Une narration fidèle à l’ADN de Rusty Lake
Sur le plan narratif, The Past Within s’inscrit pleinement dans la tradition Rusty Lake : une histoire elliptique, symbolique, parfois dérangeante, où l’on explore la mémoire, la transmission, la mort et l’héritage. L’intrigue autour d’Albert Vanderboom, déjà figure centrale de l’univers, trouve ici une nouvelle résonance grâce à la structure temporelle du jeu. Le passé n’est pas seulement un décor, il est une force active, presque une entité capable de hanter le futur.
Cette narration éclatée épouse parfaitement la structure coopérative. Chaque joueur détient une part de vérité, jamais suffisante en elle-même. La compréhension du récit se fait dans l’entre-deux, dans les silences, les hypothèses, les recoupements. Là encore, le jeu dépasse la simple mécanique pour atteindre une forme de mise en scène ludique du thème central : rien n’existe pleinement sans l’autre.

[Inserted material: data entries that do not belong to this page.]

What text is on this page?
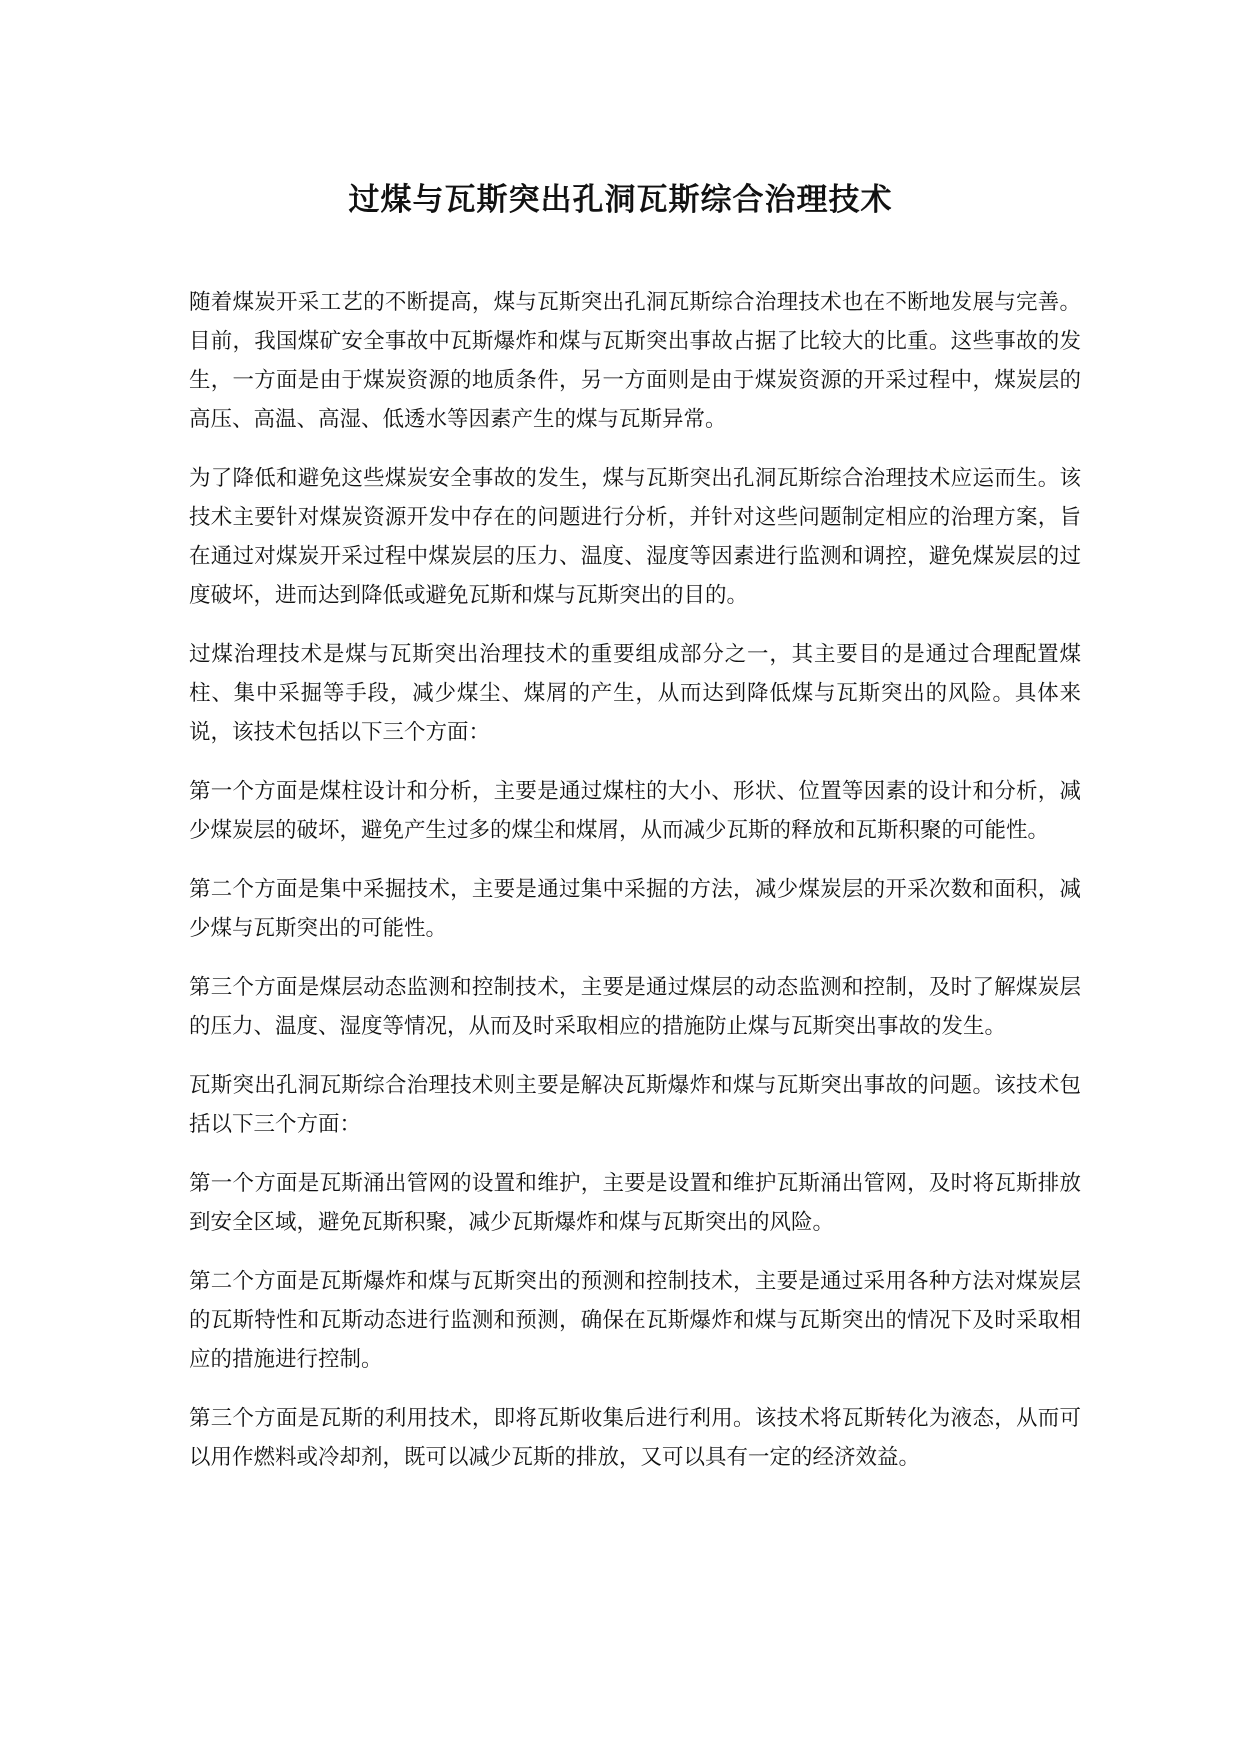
过煤与瓦斯突出孔洞瓦斯综合治理技术

随着煤炭开采工艺的不断提高，煤与瓦斯突出孔洞瓦斯综合治理技术也在不断地发展与完善。目前，我国煤矿安全事故中瓦斯爆炸和煤与瓦斯突出事故占据了比较大的比重。这些事故的发生，一方面是由于煤炭资源的地质条件，另一方面则是由于煤炭资源的开采过程中，煤炭层的高压、高温、高湿、低透水等因素产生的煤与瓦斯异常。

为了降低和避免这些煤炭安全事故的发生，煤与瓦斯突出孔洞瓦斯综合治理技术应运而生。该技术主要针对煤炭资源开发中存在的问题进行分析，并针对这些问题制定相应的治理方案，旨在通过对煤炭开采过程中煤炭层的压力、温度、湿度等因素进行监测和调控，避免煤炭层的过度破坏，进而达到降低或避免瓦斯和煤与瓦斯突出的目的。

过煤治理技术是煤与瓦斯突出治理技术的重要组成部分之一，其主要目的是通过合理配置煤柱、集中采掘等手段，减少煤尘、煤屑的产生，从而达到降低煤与瓦斯突出的风险。具体来说，该技术包括以下三个方面：

第一个方面是煤柱设计和分析，主要是通过煤柱的大小、形状、位置等因素的设计和分析，减少煤炭层的破坏，避免产生过多的煤尘和煤屑，从而减少瓦斯的释放和瓦斯积聚的可能性。

第二个方面是集中采掘技术，主要是通过集中采掘的方法，减少煤炭层的开采次数和面积，减少煤与瓦斯突出的可能性。

第三个方面是煤层动态监测和控制技术，主要是通过煤层的动态监测和控制，及时了解煤炭层的压力、温度、湿度等情况，从而及时采取相应的措施防止煤与瓦斯突出事故的发生。

瓦斯突出孔洞瓦斯综合治理技术则主要是解决瓦斯爆炸和煤与瓦斯突出事故的问题。该技术包括以下三个方面：

第一个方面是瓦斯涌出管网的设置和维护，主要是设置和维护瓦斯涌出管网，及时将瓦斯排放到安全区域，避免瓦斯积聚，减少瓦斯爆炸和煤与瓦斯突出的风险。

第二个方面是瓦斯爆炸和煤与瓦斯突出的预测和控制技术，主要是通过采用各种方法对煤炭层的瓦斯特性和瓦斯动态进行监测和预测，确保在瓦斯爆炸和煤与瓦斯突出的情况下及时采取相应的措施进行控制。

第三个方面是瓦斯的利用技术，即将瓦斯收集后进行利用。该技术将瓦斯转化为液态，从而可以用作燃料或冷却剂，既可以减少瓦斯的排放，又可以具有一定的经济效益。
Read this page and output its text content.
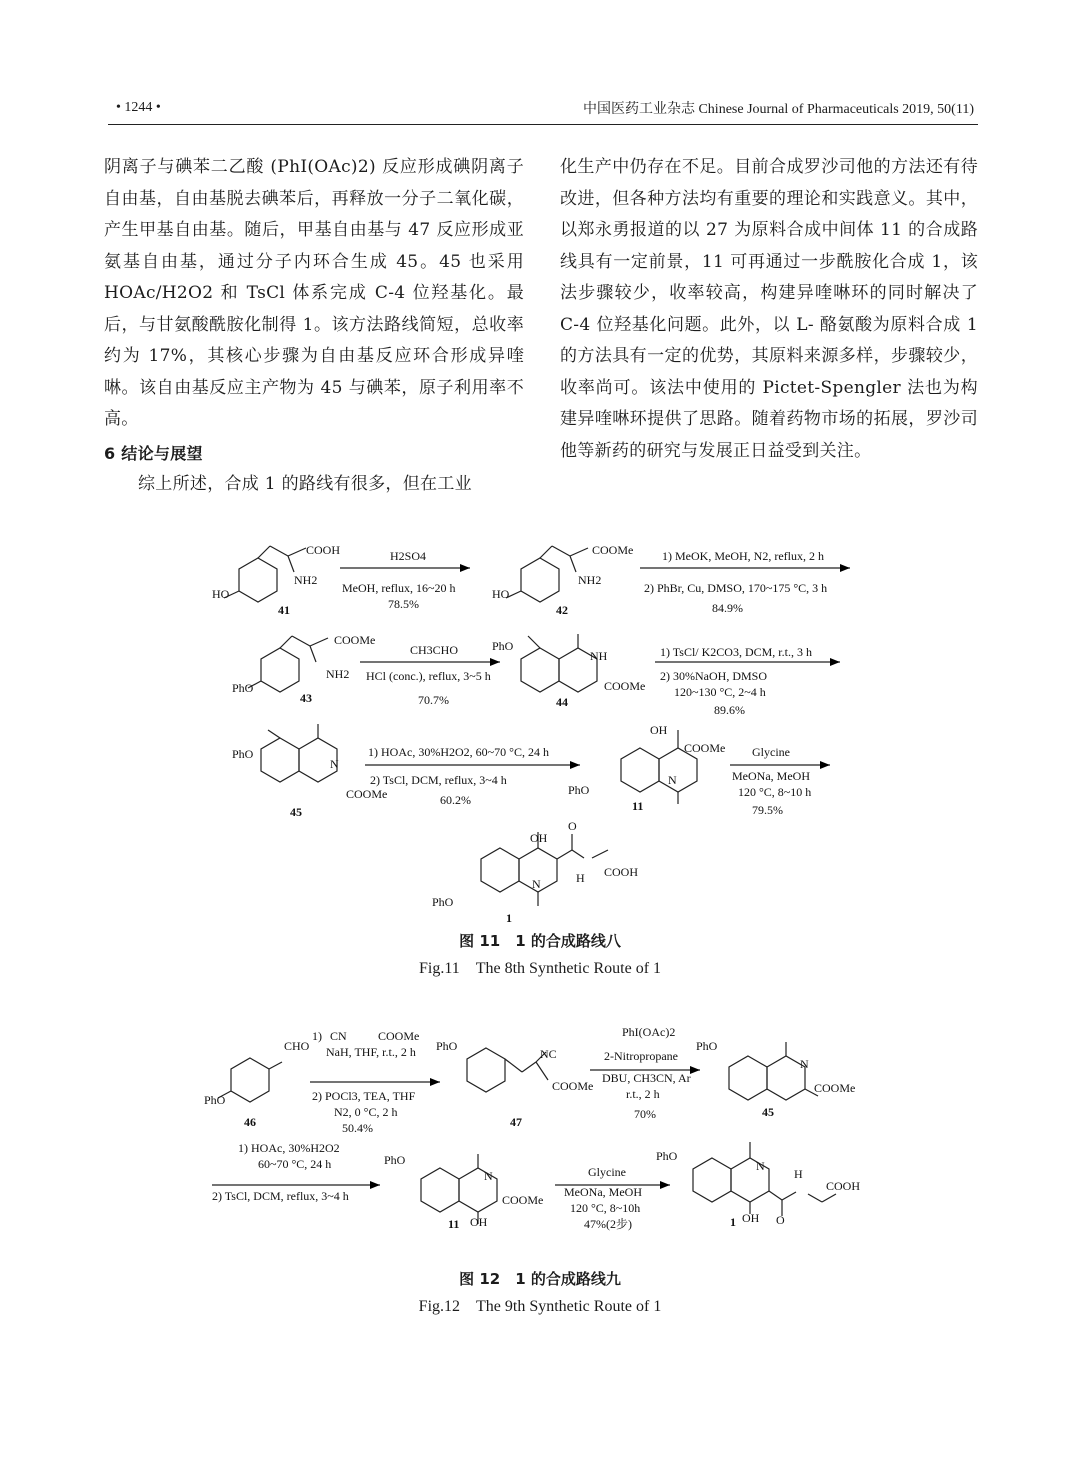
• 1244 •	中国医药工业杂志 Chinese Journal of Pharmaceuticals 2019, 50(11)

阴离子与碘苯二乙酸 (PhI(OAc)2) 反应形成碘阴离子自由基，自由基脱去碘苯后，再释放一分子二氧化碳，产生甲基自由基。随后，甲基自由基与 47 反应形成亚氨基自由基，通过分子内环合生成 45。45 也采用 HOAc/H2O2 和 TsCl 体系完成 C-4 位羟基化。最后，与甘氨酸酰胺化制得 1。该方法路线简短，总收率约为 17%，其核心步骤为自由基反应环合形成异喹啉。该自由基反应主产物为 45 与碘苯，原子利用率不高。

6 结论与展望

综上所述，合成 1 的路线有很多，但在工业

化生产中仍存在不足。目前合成罗沙司他的方法还有待改进，但各种方法均有重要的理论和实践意义。其中，以郑永勇报道的以 27 为原料合成中间体 11 的合成路线具有一定前景，11 可再通过一步酰胺化合成 1，该法步骤较少，收率较高，构建异喹啉环的同时解决了 C-4 位羟基化问题。此外，以 L- 酪氨酸为原料合成 1 的方法具有一定的优势，其原料来源多样，步骤较少，收率尚可。该法中使用的 Pictet-Spengler 法也为构建异喹啉环提供了思路。随着药物市场的拓展，罗沙司他等新药的研究与发展正日益受到关注。

HO
COOH
NH2
41
H2SO4
MeOH, reflux, 16~20 h
78.5%
HO
COOMe
NH2
42
1) MeOK, MeOH, N2, reflux, 2 h
2) PhBr, Cu, DMSO, 170~175 °C, 3 h
84.9%
PhO
COOMe
NH2
43
CH3CHO
HCl (conc.), reflux, 3~5 h
70.7%
PhO
NH
COOMe
44
1) TsCl/ K2CO3, DCM, r.t., 3 h
2) 30%NaOH, DMSO
120~130 °C, 2~4 h
89.6%
PhO
N
COOMe
45
1) HOAc, 30%H2O2, 60~70 °C, 24 h
2) TsCl, DCM, reflux, 3~4 h
60.2%
OH
COOMe
N
PhO
11
Glycine
MeONa, MeOH
120 °C, 8~10 h
79.5%
OH
O
N	H COOH
PhO
1
图 11　1 的合成路线八
Fig.11　The 8th Synthetic Route of 1
CHO
PhO
46
1) CN	COOMe
NaH, THF, r.t., 2 h
2) POCl3, TEA, THF
N2, 0 °C, 2 h
50.4%
PhO
NC
COOMe
47
PhI(OAc)2
2-Nitropropane
DBU, CH3CN, Ar
r.t., 2 h
70%
PhO
N
COOMe
45
1) HOAc, 30%H2O2
60~70 °C, 24 h
2) TsCl, DCM, reflux, 3~4 h
PhO
N
COOMe
OH
11
Glycine
MeONa, MeOH
120 °C, 8~10h
47%(2步)
PhO
N
H
COOH
O
OH
1
图 12　1 的合成路线九
Fig.12　The 9th Synthetic Route of 1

Visuellement, le style graphique minimaliste et surréaliste de Rusty Lake fonctionne à merveille. Les décors, souvent austères, parfois organiques, traduisent l’étrangeté de cet univers hors du temps. Les animations sobres, la bande sonore discrète mais inquiétante, tout concourt à créer une atmosphère presque rituelle, où chaque manipulation semble chargée de sens.
Avec The Past Within, Rusty Lake ne livre pas seulement un excellent jeu d’énigmes coopératif : le studio propose une véritable réflexion sur la communication, la mémoire et la dépendance entre deux consciences séparées. Héritier spirituel de mécaniques popularisées par We Were Here, le jeu en affine la philosophie pour l’orienter vers quelque chose de plus intime, plus narratif, presque contemplatif.
Le choix audacieux de se passer de toute connexion directe entre les joueurs, loin d’être un handicap, devient l’une des plus grandes forces de l’expérience. Grâce à une conception d’une précision remarquable, les deux parties s’imbriquent avec une élégance rare, prouvant qu’une coopération authentique peut naître sans infrastructure, pourvu que le design soit suffisamment intelligent.
📎 À la fois déroutant, poétique et profondément humain dans sa manière d’exiger l’écoute de l’autre, The Past Within s’impose comme l’une des plus belles réussites coopératives de ces dernières années. Un jeu qui ne se contente pas de se jouer à deux, mais qui se pense à deux et qui, dans cette symbiose, atteint une forme de grâce ludique.